Измышление одиночества - Остер Пол. Страница 15

«И теперь я хочу знать, – сказала вдруг женщина с ужасной силой, – я хочу знать, где еще на всей земле вы найдете такого отца, как мой отец…» (Исаак Бабель) [21].

«Дети склонны недооценивать или переоценивать родителей; для любящего сына его отец всегда лучше других отцов, хотя для такого мнения нет никаких объективных данных» (Пруст) [22].

* * *

Теперь я понимаю: наверняка я был скверным сыном. Или если не совсем уж скверным, то, по крайней мере, разочаровывал, порождал смятение и печаль. Для него не было смысла в том, что он произвел на свет сына-поэта. Да и не мог он понять, чего ради молодому человеку с двумя степенями Университета Коламбиа по выпуске устраиваться простым матросом на танкер в Мексиканском заливе, а после ни с того ни с сего отправляться в Париж и четыре года перебиваться там с хлеба на воду.

Самая общая характеристика у него для меня была: «Витаешь в облаках», либо же я «не стою ногами на земле». Так или иначе, я ему, должно быть, казался каким-то не очень существенным, будто я пар или человек не совсем от мира сего.

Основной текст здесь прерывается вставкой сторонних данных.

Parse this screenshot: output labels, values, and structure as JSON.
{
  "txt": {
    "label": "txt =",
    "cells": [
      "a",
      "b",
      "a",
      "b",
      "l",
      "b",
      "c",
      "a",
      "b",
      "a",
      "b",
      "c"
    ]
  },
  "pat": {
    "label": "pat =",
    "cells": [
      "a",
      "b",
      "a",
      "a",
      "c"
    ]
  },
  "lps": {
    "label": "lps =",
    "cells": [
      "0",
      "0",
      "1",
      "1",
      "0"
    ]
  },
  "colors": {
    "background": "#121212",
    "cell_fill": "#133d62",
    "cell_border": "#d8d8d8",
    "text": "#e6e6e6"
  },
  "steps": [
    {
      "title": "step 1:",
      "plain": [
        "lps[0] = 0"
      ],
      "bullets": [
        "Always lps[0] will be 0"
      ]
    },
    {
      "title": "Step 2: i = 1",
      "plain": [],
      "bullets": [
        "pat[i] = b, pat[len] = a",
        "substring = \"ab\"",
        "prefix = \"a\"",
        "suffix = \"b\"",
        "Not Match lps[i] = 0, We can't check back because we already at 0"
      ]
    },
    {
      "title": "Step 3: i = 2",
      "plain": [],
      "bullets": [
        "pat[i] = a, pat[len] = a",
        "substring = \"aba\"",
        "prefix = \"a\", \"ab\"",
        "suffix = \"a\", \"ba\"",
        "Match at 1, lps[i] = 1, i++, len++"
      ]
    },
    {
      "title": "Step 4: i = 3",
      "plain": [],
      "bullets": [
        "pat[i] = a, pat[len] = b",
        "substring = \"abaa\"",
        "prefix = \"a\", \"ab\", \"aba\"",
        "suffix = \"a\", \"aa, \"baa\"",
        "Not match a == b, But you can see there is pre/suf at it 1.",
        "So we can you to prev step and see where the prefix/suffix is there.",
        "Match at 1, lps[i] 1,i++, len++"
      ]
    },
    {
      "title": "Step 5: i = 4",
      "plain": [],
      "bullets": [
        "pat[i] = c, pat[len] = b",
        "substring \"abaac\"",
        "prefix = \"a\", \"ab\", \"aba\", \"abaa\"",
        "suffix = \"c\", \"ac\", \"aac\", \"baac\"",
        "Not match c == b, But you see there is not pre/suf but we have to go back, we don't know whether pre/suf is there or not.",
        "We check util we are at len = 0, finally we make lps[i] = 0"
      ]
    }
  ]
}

В его глазах частью сего мира становишься, только если работаешь. По определению работа – то, что приносит деньги. Если денег она не приносит, это не работа. Стало быть, писательство – не работа, особенно сочинение стихов. В лучшем случае это хобби, приятный способ провести время между тем, что имеет смысл делать. Мой отец считал, что я растрачиваю свои таланты попусту, отказываюсь взрослеть.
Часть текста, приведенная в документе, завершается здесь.